Federal Reserve cuts rates amid weakening job market concerns
Fed cuts policy rate by a quarter of a percentage point. Policymaker predictions indicate two additional cuts for the rest of 2025. Miran disagreed, favouring a half-percentage-point cut. Labour market perils were the primary emphasis of policy decisions.
Quarter-Point Reduction Announced
The Federal Reserve lowered interest rates by 0.25 percentage points on Wednesday, citing growing concerns over a softening U.S. labor market. The move, which brings the benchmark federal funds rate to a 4.00%–4.25% range, marks the first adjustment since December and signals the central bank’s willingness to support growth as job creation slows.

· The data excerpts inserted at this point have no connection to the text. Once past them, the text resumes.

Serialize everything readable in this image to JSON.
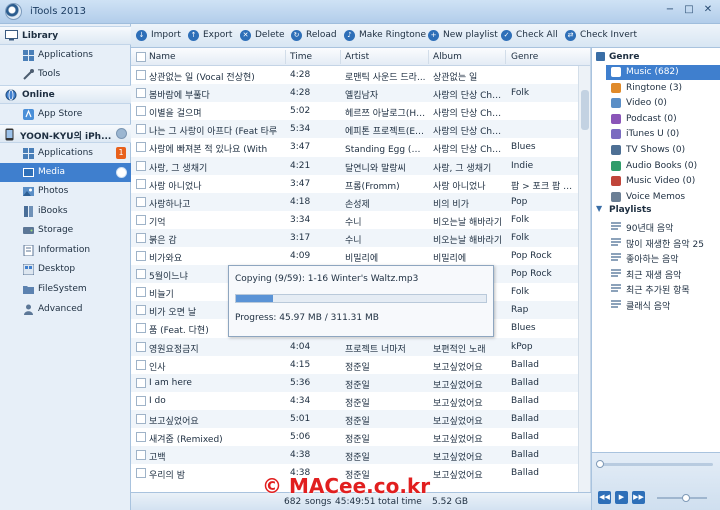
{
  "window": {
    "title": "iTools 2013",
    "controls": [
      "−",
      "□",
      "✕"
    ]
  },
  "sidebar": {
    "library": {
      "label": "Library",
      "items": [
        {
          "label": "Applications",
          "icon": "applications-icon"
        },
        {
          "label": "Tools",
          "icon": "tools-icon"
        }
      ]
    },
    "online": {
      "label": "Online",
      "items": [
        {
          "label": "App Store",
          "icon": "app-store-icon"
        }
      ]
    },
    "device": {
      "label": "YOON-KYU의 iPh...",
      "items": [
        {
          "label": "Applications",
          "icon": "applications-icon",
          "badge": "1"
        },
        {
          "label": "Media",
          "icon": "media-icon",
          "active": true
        },
        {
          "label": "Photos",
          "icon": "photos-icon"
        },
        {
          "label": "iBooks",
          "icon": "ibooks-icon"
        },
        {
          "label": "Storage",
          "icon": "storage-icon"
        },
        {
          "label": "Information",
          "icon": "information-icon"
        },
        {
          "label": "Desktop",
          "icon": "desktop-icon"
        },
        {
          "label": "FileSystem",
          "icon": "filesystem-icon"
        },
        {
          "label": "Advanced",
          "icon": "advanced-icon"
        }
      ]
    }
  },
  "toolbar": [
    {
      "label": "Import",
      "icon": "import-icon"
    },
    {
      "label": "Export",
      "icon": "export-icon"
    },
    {
      "label": "Delete",
      "icon": "delete-icon"
    },
    {
      "label": "Reload",
      "icon": "reload-icon"
    },
    {
      "label": "Make Ringtone",
      "icon": "ringtone-icon"
    },
    {
      "label": "New playlist",
      "icon": "new-playlist-icon"
    },
    {
      "label": "Check All",
      "icon": "check-all-icon"
    },
    {
      "label": "Check Invert",
      "icon": "check-invert-icon"
    }
  ],
  "table": {
    "columns": [
      "Name",
      "Time",
      "Artist",
      "Album",
      "Genre"
    ],
    "rows": [
      [
        "상관없는 일 (Vocal 전상현)",
        "4:28",
        "로맨틱 사운드 드라...",
        "상관없는 일",
        ""
      ],
      [
        "봄바람에 부풀다",
        "4:28",
        "옐킴남자",
        "사랑의 단상 Chap...",
        "Folk"
      ],
      [
        "이별을 걸으며",
        "5:02",
        "헤르쯔 아날로그(Her...",
        "사랑의 단상 Chap...",
        ""
      ],
      [
        "나는 그 사랑이 아프다 (Feat 타루",
        "5:34",
        "에피톤 프로젝트(Epit...",
        "사랑의 단상 Chap...",
        ""
      ],
      [
        "사랑에 빠져본 적 있나요 (With",
        "3:47",
        "Standing Egg (스탠...",
        "사랑의 단상 Chap...",
        "Blues"
      ],
      [
        "사랑, 그 생채기",
        "4:21",
        "달연니와 말랑씨",
        "사랑, 그 생채기",
        "Indie"
      ],
      [
        "사랑 아니었나",
        "3:47",
        "프롬(Fromm)",
        "사랑 아니었나",
        "팝 > 포크 팝 (F..."
      ],
      [
        "사랑하나고",
        "4:18",
        "손성제",
        "비의 비가",
        "Pop"
      ],
      [
        "기억",
        "3:34",
        "수니",
        "비오는날 해바라기",
        "Folk"
      ],
      [
        "붉은 감",
        "3:17",
        "수니",
        "비오는날 해바라기",
        "Folk"
      ],
      [
        "비가와요",
        "4:09",
        "비밀리에",
        "비밀리에",
        "Pop Rock"
      ],
      [
        "5월이느냐",
        "",
        "",
        "",
        "Pop Rock"
      ],
      [
        "비늘기",
        "",
        "",
        "",
        "Folk"
      ],
      [
        "비가 오면 날",
        "",
        "",
        "",
        "Rap"
      ],
      [
        "품 (Feat. 다현)",
        "",
        "",
        "",
        "Blues"
      ],
      [
        "영원요정금지",
        "4:04",
        "프로젝트 너마저",
        "보편적인 노래",
        "kPop"
      ],
      [
        "인사",
        "4:15",
        "정준일",
        "보고싶었어요",
        "Ballad"
      ],
      [
        "I am here",
        "5:36",
        "정준일",
        "보고싶었어요",
        "Ballad"
      ],
      [
        "I do",
        "4:34",
        "정준일",
        "보고싶었어요",
        "Ballad"
      ],
      [
        "보고싶었어요",
        "5:01",
        "정준일",
        "보고싶었어요",
        "Ballad"
      ],
      [
        "새겨줌 (Remixed)",
        "5:06",
        "정준일",
        "보고싶었어요",
        "Ballad"
      ],
      [
        "고백",
        "4:38",
        "정준일",
        "보고싶었어요",
        "Ballad"
      ],
      [
        "우리의 밤",
        "4:38",
        "정준일",
        "보고싶었어요",
        "Ballad"
      ]
    ]
  },
  "status": {
    "count": "682",
    "songs_label": "songs",
    "total_time": "45:49:51",
    "total_time_label": "total time",
    "size": "5.52 GB"
  },
  "genre": {
    "label": "Genre",
    "items": [
      {
        "label": "Music (682)",
        "icon": "music-icon",
        "active": true
      },
      {
        "label": "Ringtone (3)",
        "icon": "ringtone-icon"
      },
      {
        "label": "Video (0)",
        "icon": "video-icon"
      },
      {
        "label": "Podcast (0)",
        "icon": "podcast-icon"
      },
      {
        "label": "iTunes U (0)",
        "icon": "itunes-u-icon"
      },
      {
        "label": "TV Shows (0)",
        "icon": "tv-shows-icon"
      },
      {
        "label": "Audio Books (0)",
        "icon": "audio-books-icon"
      },
      {
        "label": "Music Video (0)",
        "icon": "music-video-icon"
      },
      {
        "label": "Voice Memos",
        "icon": "voice-memos-icon"
      }
    ]
  },
  "playlists": {
    "label": "Playlists",
    "items": [
      "90년대 음악",
      "많이 재생한 음악 25",
      "좋아하는 음악",
      "최근 재생 음악",
      "최근 추가된 항목",
      "클래식 음악"
    ]
  },
  "progress_dialog": {
    "copying": "Copying (9/59): 1-16 Winter's Waltz.mp3",
    "progress_text": "Progress: 45.97 MB / 311.31 MB",
    "fraction": 0.148
  },
  "player": {
    "buttons": [
      "previous-icon",
      "play-icon",
      "next-icon"
    ],
    "button_glyphs": [
      "◀◀",
      "▶",
      "▶▶"
    ]
  },
  "watermark": "© MACee.co.kr",
  "colors": {
    "accent": "#3f7fce",
    "badge": "#e8601c",
    "watermark": "#e11f1f"
  }
}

Broad Support, One Dissent
The decision drew broad internal consensus, including from most of President Donald Trump’s central bank appointees. The only dissent came from Stephen Miran, who was sworn in as a Fed governor just a day earlier. Miran, currently on leave from his role as head of the White House’s Council of Economic Advisers, argued for a deeper half-point cut to counter mounting risks.
Focus Shifts from Inflation to Jobs
While the Fed has long emphasized inflation risks, Wednesday’s move highlights a shift in priorities. Chair Jerome Powell underscored the growing fragility of the labor market.
“The labor market is softening and we don’t need it to soften anymore,” Powell said, noting that current job creation is below the break-even rate needed to maintain stable unemployment.
Powell warned that with businesses already slowing hiring, even modest layoffs could push unemployment higher.
Outlook for 2025
New projections released by the Fed show inflation ending the year at 3%, still above the 2% target, but unchanged from June’s forecast. Unemployment is expected to hold steady at 4.5%, while GDP growth estimates ticked slightly higher to 1.6%, up from 1.4%.
Policymakers also projected two more quarter-point cuts at the remaining meetings this year, suggesting a steady easing path to cushion the economy against slowing growth and job losses.
Balancing a Delicate Equation
With inflation risks still present and employment momentum weakening, the Fed faces a difficult balancing act. Powell acknowledged the challenge:
“In the near term, risks to inflation are tilted to the upside and risks to employment to the downside—a challenging situation.”
The decision reflects a central bank increasingly focused on safeguarding jobs, even as inflation remains above target.